Pour comprendre ce phénomène, le sociologue et théoricien de la culture Stuart Hall, avait qualifié la couleur de peau de « message ». En fonction de la couleur de peau d’une personne, celle-ci est associée à une série de représentations et des stéréotypes. Les Noirs, aux États-Unis comme dans d’autres régions du monde, représentent, pour beaucoup, le danger, la menace et la criminalité. En conséquence, des institutions comme le système de maintien de l’ordre répondent à la menace qu’ils perçoivent en présence de populations noires par la hausse de la fréquence des contrôles, le harcèlement et la violence.

La surprise suscitée par la brutalisation d’un homme noir par cinq officiers de police eux-mêmes noirs souligne la compréhension limitée du racisme aux États-Unis.

Quelles peuvent être les conséquences de la mort de Tyre Nichols sur les appels à accroître la diversité ethnique au sein de la police ?

Depuis des années, des élus, des militants et des citoyens appellent à une réforme des services de police.

Nombreux sont ceux qui affirment que l’intégration d’une plus grande diversité ethnique dans les équipes de police contribuerait grandement à corriger le racisme institutionnel dans le système de justice pénale.

Ainsi, le rapport du Groupe de travail sur la police au XXIᵉ siècle, commandé par le président Barack Obama et publié en mai 2015, demandait aux institutions chargées de l’application de la loi de s’efforcer de recruter des effectifs diversifiés au niveau ethnique, mais aussi en fonction du sexe, de la langue, de l’expérience de vie ou encore de l’origine culturelle, afin d’améliorer la compréhension et l’efficacité.

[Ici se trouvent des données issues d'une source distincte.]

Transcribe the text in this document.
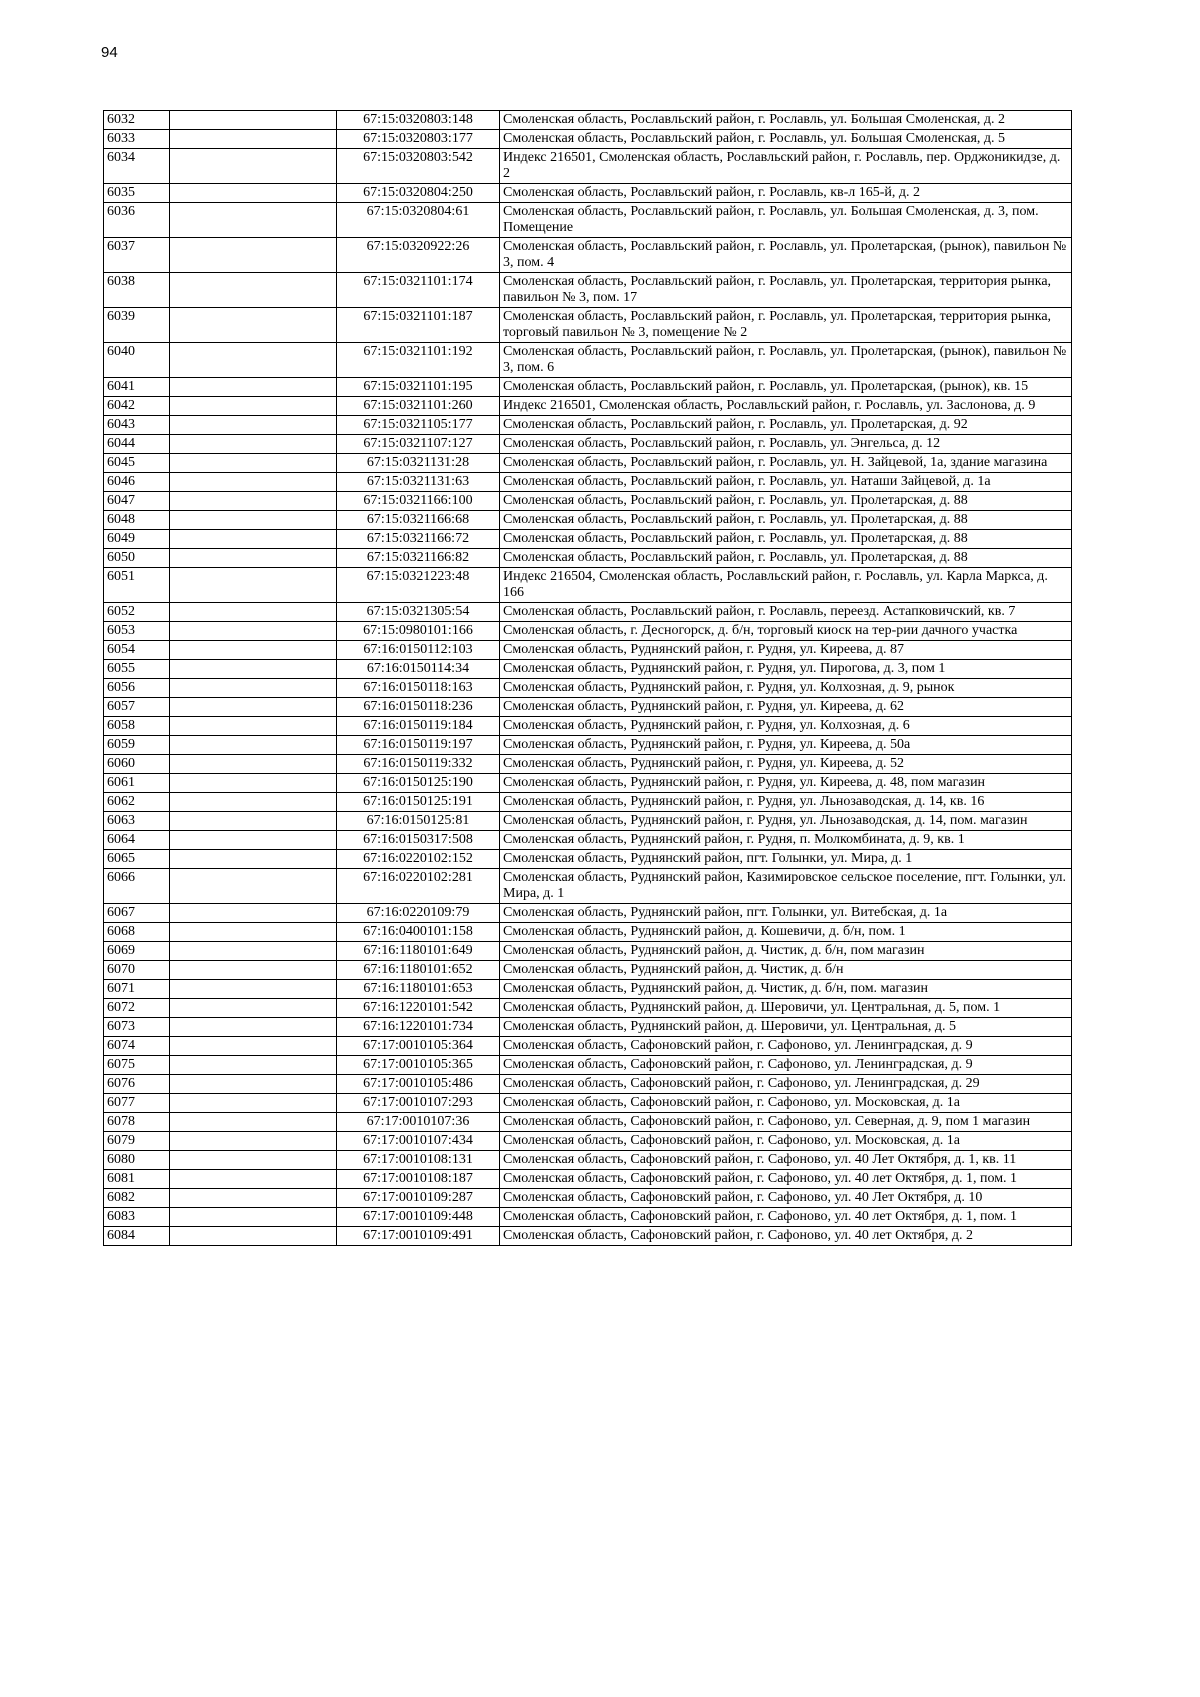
94
6032		67:15:0320803:148	Смоленская область, Рославльский район, г. Рославль, ул. Большая Смоленская, д. 2
6033		67:15:0320803:177	Смоленская область, Рославльский район, г. Рославль, ул. Большая Смоленская, д. 5
6034		67:15:0320803:542	Индекс 216501, Смоленская область, Рославльский район, г. Рославль, пер. Орджоникидзе, д. 2
6035		67:15:0320804:250	Смоленская область, Рославльский район, г. Рославль, кв-л 165-й, д. 2
6036		67:15:0320804:61	Смоленская область, Рославльский район, г. Рославль, ул. Большая Смоленская, д. 3, пом. Помещение
6037		67:15:0320922:26	Смоленская область, Рославльский район, г. Рославль, ул. Пролетарская, (рынок), павильон № 3, пом. 4
6038		67:15:0321101:174	Смоленская область, Рославльский район, г. Рославль, ул. Пролетарская, территория рынка, павильон № 3, пом. 17
6039		67:15:0321101:187	Смоленская область, Рославльский район, г. Рославль, ул. Пролетарская, территория рынка, торговый павильон № 3, помещение № 2
6040		67:15:0321101:192	Смоленская область, Рославльский район, г. Рославль, ул. Пролетарская, (рынок), павильон № 3, пом. 6
6041		67:15:0321101:195	Смоленская область, Рославльский район, г. Рославль, ул. Пролетарская, (рынок), кв. 15
6042		67:15:0321101:260	Индекс 216501, Смоленская область, Рославльский район, г. Рославль, ул. Заслонова, д. 9
6043		67:15:0321105:177	Смоленская область, Рославльский район, г. Рославль, ул. Пролетарская, д. 92
6044		67:15:0321107:127	Смоленская область, Рославльский район, г. Рославль, ул. Энгельса, д. 12
6045		67:15:0321131:28	Смоленская область, Рославльский район, г. Рославль, ул. Н. Зайцевой, 1а, здание магазина
6046		67:15:0321131:63	Смоленская область, Рославльский район, г. Рославль, ул. Наташи Зайцевой, д. 1а
6047		67:15:0321166:100	Смоленская область, Рославльский район, г. Рославль, ул. Пролетарская, д. 88
6048		67:15:0321166:68	Смоленская область, Рославльский район, г. Рославль, ул. Пролетарская, д. 88
6049		67:15:0321166:72	Смоленская область, Рославльский район, г. Рославль, ул. Пролетарская, д. 88
6050		67:15:0321166:82	Смоленская область, Рославльский район, г. Рославль, ул. Пролетарская, д. 88
6051		67:15:0321223:48	Индекс 216504, Смоленская область, Рославльский район, г. Рославль, ул. Карла Маркса, д. 166
6052		67:15:0321305:54	Смоленская область, Рославльский район, г. Рославль, переезд. Астапковичский, кв. 7
6053		67:15:0980101:166	Смоленская область, г. Десногорск, д. б/н, торговый киоск на тер-рии дачного участка
6054		67:16:0150112:103	Смоленская область, Руднянский район, г. Рудня, ул. Киреева, д. 87
6055		67:16:0150114:34	Смоленская область, Руднянский район, г. Рудня, ул. Пирогова, д. 3, пом 1
6056		67:16:0150118:163	Смоленская область, Руднянский район, г. Рудня, ул. Колхозная, д. 9, рынок
6057		67:16:0150118:236	Смоленская область, Руднянский район, г. Рудня, ул. Киреева, д. 62
6058		67:16:0150119:184	Смоленская область, Руднянский район, г. Рудня, ул. Колхозная, д. 6
6059		67:16:0150119:197	Смоленская область, Руднянский район, г. Рудня, ул. Киреева, д. 50а
6060		67:16:0150119:332	Смоленская область, Руднянский район, г. Рудня, ул. Киреева, д. 52
6061		67:16:0150125:190	Смоленская область, Руднянский район, г. Рудня, ул. Киреева, д. 48, пом магазин
6062		67:16:0150125:191	Смоленская область, Руднянский район, г. Рудня, ул. Льнозаводская, д. 14, кв. 16
6063		67:16:0150125:81	Смоленская область, Руднянский район, г. Рудня, ул. Льнозаводская, д. 14, пом. магазин
6064		67:16:0150317:508	Смоленская область, Руднянский район, г. Рудня, п. Молкомбината, д. 9, кв. 1
6065		67:16:0220102:152	Смоленская область, Руднянский район, пгт. Голынки, ул. Мира, д. 1
6066		67:16:0220102:281	Смоленская область, Руднянский район, Казимировское сельское поселение, пгт. Голынки, ул. Мира, д. 1
6067		67:16:0220109:79	Смоленская область, Руднянский район, пгт. Голынки, ул. Витебская, д. 1а
6068		67:16:0400101:158	Смоленская область, Руднянский район, д. Кошевичи, д. б/н, пом. 1
6069		67:16:1180101:649	Смоленская область, Руднянский район, д. Чистик, д. б/н, пом магазин
6070		67:16:1180101:652	Смоленская область, Руднянский район, д. Чистик, д. б/н
6071		67:16:1180101:653	Смоленская область, Руднянский район, д. Чистик, д. б/н, пом. магазин
6072		67:16:1220101:542	Смоленская область, Руднянский район, д. Шеровичи, ул. Центральная, д. 5, пом. 1
6073		67:16:1220101:734	Смоленская область, Руднянский район, д. Шеровичи, ул. Центральная, д. 5
6074		67:17:0010105:364	Смоленская область, Сафоновский район, г. Сафоново, ул. Ленинградская, д. 9
6075		67:17:0010105:365	Смоленская область, Сафоновский район, г. Сафоново, ул. Ленинградская, д. 9
6076		67:17:0010105:486	Смоленская область, Сафоновский район, г. Сафоново, ул. Ленинградская, д. 29
6077		67:17:0010107:293	Смоленская область, Сафоновский район, г. Сафоново, ул. Московская, д. 1а
6078		67:17:0010107:36	Смоленская область, Сафоновский район, г. Сафоново, ул. Северная, д. 9, пом 1 магазин
6079		67:17:0010107:434	Смоленская область, Сафоновский район, г. Сафоново, ул. Московская, д. 1а
6080		67:17:0010108:131	Смоленская область, Сафоновский район, г. Сафоново, ул. 40 Лет Октября, д. 1, кв. 11
6081		67:17:0010108:187	Смоленская область, Сафоновский район, г. Сафоново, ул. 40 лет Октября, д. 1, пом. 1
6082		67:17:0010109:287	Смоленская область, Сафоновский район, г. Сафоново, ул. 40 Лет Октября, д. 10
6083		67:17:0010109:448	Смоленская область, Сафоновский район, г. Сафоново, ул. 40 лет Октября, д. 1, пом. 1
6084		67:17:0010109:491	Смоленская область, Сафоновский район, г. Сафоново, ул. 40 лет Октября, д. 2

Une étude récente a conclu que les policiers noirs et hispaniques procèdent à moins de contrôles routiers et font moins souvent usage de la force que leurs homologues blancs. Mais, dans le même temps, les policiers noirs vivent avec les mêmes stéréotypes considérant les Noirs comme des criminels en puissance et des menaces potentielles. Par conséquent, le simple fait d’avoir plus de policiers de couleur ne suffira pas à résoudre le problème des violences et du racisme dans la police.

L’impact de la vidéo sur la communauté afro-américaine

Au cours de la dernière décennie, les vidéos de personnes noires tuées par des policiers ont envahi les médias sociaux et les sites d’information. Pour certains, celles-ci ne font qu’amplifier les craintes des Noirs concernant leur sécurité et celle de leurs proches.

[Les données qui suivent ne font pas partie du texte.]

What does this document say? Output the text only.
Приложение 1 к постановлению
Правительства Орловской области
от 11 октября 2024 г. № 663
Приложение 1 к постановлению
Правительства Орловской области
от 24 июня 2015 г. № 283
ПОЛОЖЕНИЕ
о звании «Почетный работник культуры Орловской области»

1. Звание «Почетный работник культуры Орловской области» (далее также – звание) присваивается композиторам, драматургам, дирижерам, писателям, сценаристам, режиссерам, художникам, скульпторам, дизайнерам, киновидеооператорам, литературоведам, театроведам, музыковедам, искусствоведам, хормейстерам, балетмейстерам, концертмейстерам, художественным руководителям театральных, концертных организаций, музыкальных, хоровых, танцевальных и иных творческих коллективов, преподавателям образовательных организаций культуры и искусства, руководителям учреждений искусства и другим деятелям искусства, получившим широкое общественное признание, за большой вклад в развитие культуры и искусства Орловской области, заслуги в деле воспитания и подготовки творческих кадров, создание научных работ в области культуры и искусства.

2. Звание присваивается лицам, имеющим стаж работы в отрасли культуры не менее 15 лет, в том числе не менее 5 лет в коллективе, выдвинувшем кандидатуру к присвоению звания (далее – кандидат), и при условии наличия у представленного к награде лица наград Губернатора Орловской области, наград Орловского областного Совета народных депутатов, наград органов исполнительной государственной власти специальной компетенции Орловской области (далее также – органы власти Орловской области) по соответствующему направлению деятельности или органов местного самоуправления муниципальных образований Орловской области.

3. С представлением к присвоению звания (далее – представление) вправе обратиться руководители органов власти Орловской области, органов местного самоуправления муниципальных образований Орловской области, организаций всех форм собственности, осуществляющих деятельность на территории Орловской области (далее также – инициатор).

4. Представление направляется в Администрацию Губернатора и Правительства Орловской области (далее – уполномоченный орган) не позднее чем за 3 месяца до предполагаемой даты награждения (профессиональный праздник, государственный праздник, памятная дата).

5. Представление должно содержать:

En effet, les meurtres perpétrés par la police sur des personnes noires non armées sont des événements psychologiquement traumatisants pour les Afro-Américains. Ces images devraient être un traumatisme pour l’ensemble des États-Unis. Mais si la couleur de peau de la victime est associée au danger et à la criminalité, qui aura de l’empathie pour les Tyre Nichols de ce monde ?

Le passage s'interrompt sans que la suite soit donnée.